The juvenile, who was maybe thirteen, was the sibling of a student at a school. I called the school resource office who stated that the sibling and another student had previously had a heated discussion regarding something insignificant. After school let out, the two confronted each other, and they were about to fight. The school resource officer intervened. The school resource officer testified that the sibling then started to fight with him. The sibling took the school resource officer and pushed him. As this altercation continued, a car drove up and stopped. The sibling then pushed the school resource officer onto the top of this car. The struggle continue onto the schoolyard. During this scuffle, the officer testified that two individuals got out of the car. One of these individuals was the mother of the student, and the other was the juvenile-defendant, who was the student's younger sister. The juvenile-defendant tried to drag the officer off of her brother, which was why she was charged. The mother also intervened, and I believe received charges of her own.
After I rested my case, which was just the officer's testimony, the juvenile called her mother to testify on the juvenile's behalf. The mother testified that her son was being beaten up by the officer, so she got out of her car to help. The following is my cross-examination.
Me: So you got out the car?
Mom: Yes.
Me: Because you were upset that your son was being attacked?
Mom: Yes.
Me: Isn't it fair to say that your son was struggling with the officer when you got out of the car?
Mom: No. That's not what happened.
Me: So, are you saying that officer was incorrect when he said your son kept trying to confront the other student?
Mom: I was on top of [my son], and I had both my titties on him, and they weigh a hundred pounds each, so he wasn't goin' nowhere.
At this point, she kept on talking, but I had turned to the officer, who was sitting next to me, and whispered, "Did she just say 'titties'?" The officer nodded. Later on, a member of the audience came and said that while I was whispering the same question to the officer, the judge presiding had turned to the bailiff and whispered, "Did she just say 'titties'?"

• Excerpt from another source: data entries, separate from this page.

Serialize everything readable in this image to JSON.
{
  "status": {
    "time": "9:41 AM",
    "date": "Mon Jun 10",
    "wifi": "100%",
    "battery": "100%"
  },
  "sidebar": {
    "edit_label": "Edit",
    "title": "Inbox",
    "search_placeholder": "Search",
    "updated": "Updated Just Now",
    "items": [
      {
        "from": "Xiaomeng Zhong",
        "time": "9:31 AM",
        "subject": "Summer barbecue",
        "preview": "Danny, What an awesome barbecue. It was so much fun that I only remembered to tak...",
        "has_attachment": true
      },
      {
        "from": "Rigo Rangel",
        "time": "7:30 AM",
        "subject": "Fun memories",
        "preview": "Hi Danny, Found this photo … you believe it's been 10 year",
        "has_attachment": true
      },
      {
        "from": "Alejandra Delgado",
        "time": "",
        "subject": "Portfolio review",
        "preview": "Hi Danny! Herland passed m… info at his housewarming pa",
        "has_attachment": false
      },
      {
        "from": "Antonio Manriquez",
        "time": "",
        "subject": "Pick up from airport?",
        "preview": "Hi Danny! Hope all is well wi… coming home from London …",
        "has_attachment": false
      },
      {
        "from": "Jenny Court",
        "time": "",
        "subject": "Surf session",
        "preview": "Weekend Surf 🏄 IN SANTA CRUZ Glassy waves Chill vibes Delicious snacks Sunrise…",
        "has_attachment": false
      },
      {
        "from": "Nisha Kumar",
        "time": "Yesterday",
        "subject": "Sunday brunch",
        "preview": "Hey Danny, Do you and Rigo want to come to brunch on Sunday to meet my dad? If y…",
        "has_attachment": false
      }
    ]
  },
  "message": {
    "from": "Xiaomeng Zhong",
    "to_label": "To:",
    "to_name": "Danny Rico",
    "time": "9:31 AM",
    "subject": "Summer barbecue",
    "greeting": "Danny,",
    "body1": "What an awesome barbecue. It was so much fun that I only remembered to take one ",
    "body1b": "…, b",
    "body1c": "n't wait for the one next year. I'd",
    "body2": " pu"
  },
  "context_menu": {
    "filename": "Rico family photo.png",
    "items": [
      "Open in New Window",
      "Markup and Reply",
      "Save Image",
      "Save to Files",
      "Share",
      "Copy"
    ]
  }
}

She did. She said titties. For the record, I did not ask if, indeed, each of her breasts weighed one hundred pounds each, although they clearly did not. My estimation was that each teet weighed, at most, ten pounds.
Introduction
I am one of the few people that I know who knew exactly what they wanted to be. Ever since I was in the fifth grade, I wanted to be an attorney. Not only did I want to be an attorney, I wanted to be a prosecutor. I thought that I would start out being a prosecutor and then evolve into being the first female Chief Justice of the United States Supreme Court.
Well, I am not bound for judgeship. I am pretty satisfied with being a prosecutor. I know for certain that my profession and my personality are in perfect harmony together, for I left the District Attorney's Office for a brief, although seemingly infinite to me, period of time. During that detour, I realized fully how much of an effect my profession had on my happiness. While in private practice, I felt differently. It felt as if I woke up one day as a different person with flashes of memories from my previous life. I struggled to become comfortable in my new place, but I failed miserably. I sat down and wrote to my previous employer, asking for my old job back. I am extremely grateful that I was granted this request but two months later.
I am at peace with my new self, feeling natural. I must admit that I was a bit nervous, wondering if I would be successful again. Although there is always room for improvement, I am relieved to know that my trial skills returned. I hope, in this medium, to convey some of the trials in which I participated.
In the posts to follow, whether they be short or lengthy, I hope to convey some of the best (and worst) of the trials that I have either participated in or have observed. I hope that my readers, if there are any, enjoy.